Команда «Кунны» смотрела на шахтера с неприкрытой враждебностью.
Микаэль вскинул распухающий подбородок и зашелся в кашле, в котором угадывался смех.
– Знать не знаю о пропаже какой-то говнючки.
– Тогда ты не будешь против, если мы осмотримся.
Рыбаки бросились по разным углам коттеджа. Они распахивали шкафы, открывали двери, совали сопящие от гнева носы в каждый угол. И с каждой секундой обыска убранство домика все больше приходило в негодность. Расмус, топая сапогами, отправился на второй этаж. Там что-то загрохотало.

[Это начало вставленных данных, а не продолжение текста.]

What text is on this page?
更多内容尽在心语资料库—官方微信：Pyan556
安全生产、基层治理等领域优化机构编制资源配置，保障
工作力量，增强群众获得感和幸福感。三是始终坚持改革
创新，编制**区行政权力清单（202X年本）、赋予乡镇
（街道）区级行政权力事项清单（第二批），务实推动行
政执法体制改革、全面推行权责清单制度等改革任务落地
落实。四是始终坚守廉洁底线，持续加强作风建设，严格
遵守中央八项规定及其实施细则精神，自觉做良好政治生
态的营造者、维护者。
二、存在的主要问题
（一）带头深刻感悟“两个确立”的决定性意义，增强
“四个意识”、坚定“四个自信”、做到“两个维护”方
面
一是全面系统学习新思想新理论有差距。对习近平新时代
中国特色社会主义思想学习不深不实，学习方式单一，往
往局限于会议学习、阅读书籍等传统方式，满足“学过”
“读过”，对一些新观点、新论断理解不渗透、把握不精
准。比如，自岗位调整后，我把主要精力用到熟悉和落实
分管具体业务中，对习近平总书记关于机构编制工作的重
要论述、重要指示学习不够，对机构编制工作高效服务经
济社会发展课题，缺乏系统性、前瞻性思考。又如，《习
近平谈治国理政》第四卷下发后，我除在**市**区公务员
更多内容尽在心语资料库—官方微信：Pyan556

Эджил тем временем вышел на задний двор. Огляделся. С минуту смотрел на сокровища синего брезента. Осколки мутно-красного берилла и кристаллического сланца валялись на чахлом газоне, собранные в странную пирамидку. Капитан «Кунны» улыбнулся: здесь русский парнишка, заботясь о друзьях, сказал свое мужское слово.
У ног Эджила легла тень. Микаэль замер у пластикового столика с необработанной березовой чуркой. Рука шахтера подрагивала, точно намереваясь схватить лежавший нож для резки по дереву. Эджил прошел обратно в дом, сознательно подставляя спину для удара. К его разочарованию, шахтер и не подумал этим воспользоваться.